In "The Lady with the Pet Dog," Oates takes a common human sin (adultry), and turns it into the right thing. This story is seen through the woman's point of view rather than Chekhov's male point of view. The reader gets filled in as the story goes on. Anna has had an affair with a nameless man, labeled by her as a stranger. The man surprisingly appears after six months from their last meeting, and Anna drives back to Albany with him for a couple of days. Shame is mentioned continuously throughout the story and Anna cannot make up her mind as to why she is with this man. She definitely feels shame with her husband because their relationship is loveless and cold. In their last meeting together, Anna and the stranger part forever, but she is extremely happy. Her lover is puzzled, but Anna has finally come to grips with her internal battle, realizing that she is really married to this stranger, and "she had all along been behaving correctly; out of instinct" (page 721).


Milan Kundera


Music and film were Milan Kundera's passions growing up in Brno, Chechoslavakia. He joined the Prague Acedemy of Music and Dramatic Arts, which allowed him to find his inner-self and express it freely. This set the table for the direction of writing. He has a knack of capturing human emotions on paper that make the reader reflect and ponder. He says of himself, "I invent stories, confront one with another, and by this means I ask questions. The stupidity of people comes from having an answer to everything. The wisdom of the novel comes from having a question for everything."

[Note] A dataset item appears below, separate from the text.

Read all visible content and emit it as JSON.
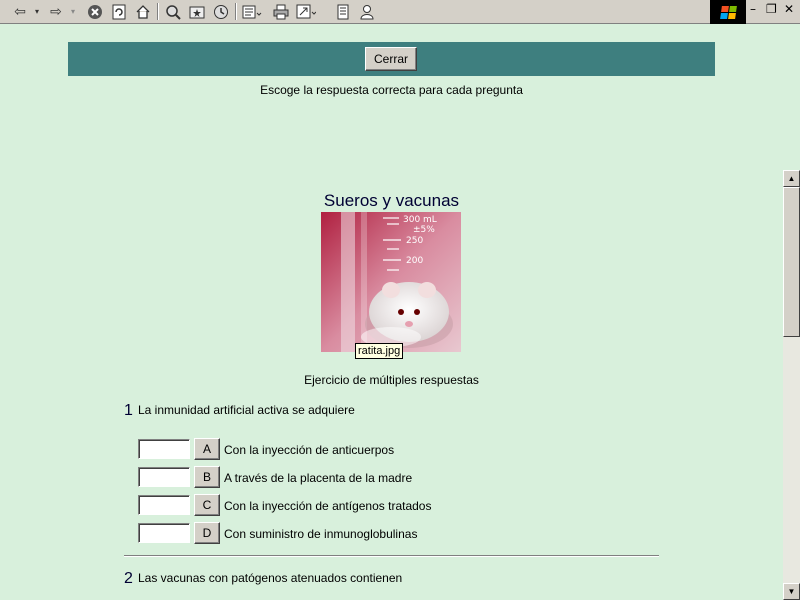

One of Milan's works, "The Hitchhiking Game," shows a harmless game played between two lovers that was taken too far. The game was simply role playing between the two. It was a means of a life of desired personality for the woman, but an annoyance that caused hatred for the man. Both, at different times, wanted and hinted to stop the game but to no avail, each were ignored. The woman enjoyed her character, which progressed, because she felt it was a freeing of who she really was. The man never saw the woman's part in the game and the hatred was directed at her in reality. The game, including the story, ended with emotionless sex and it would be a long time before the man could feel love for the woman because this game drove him so far away.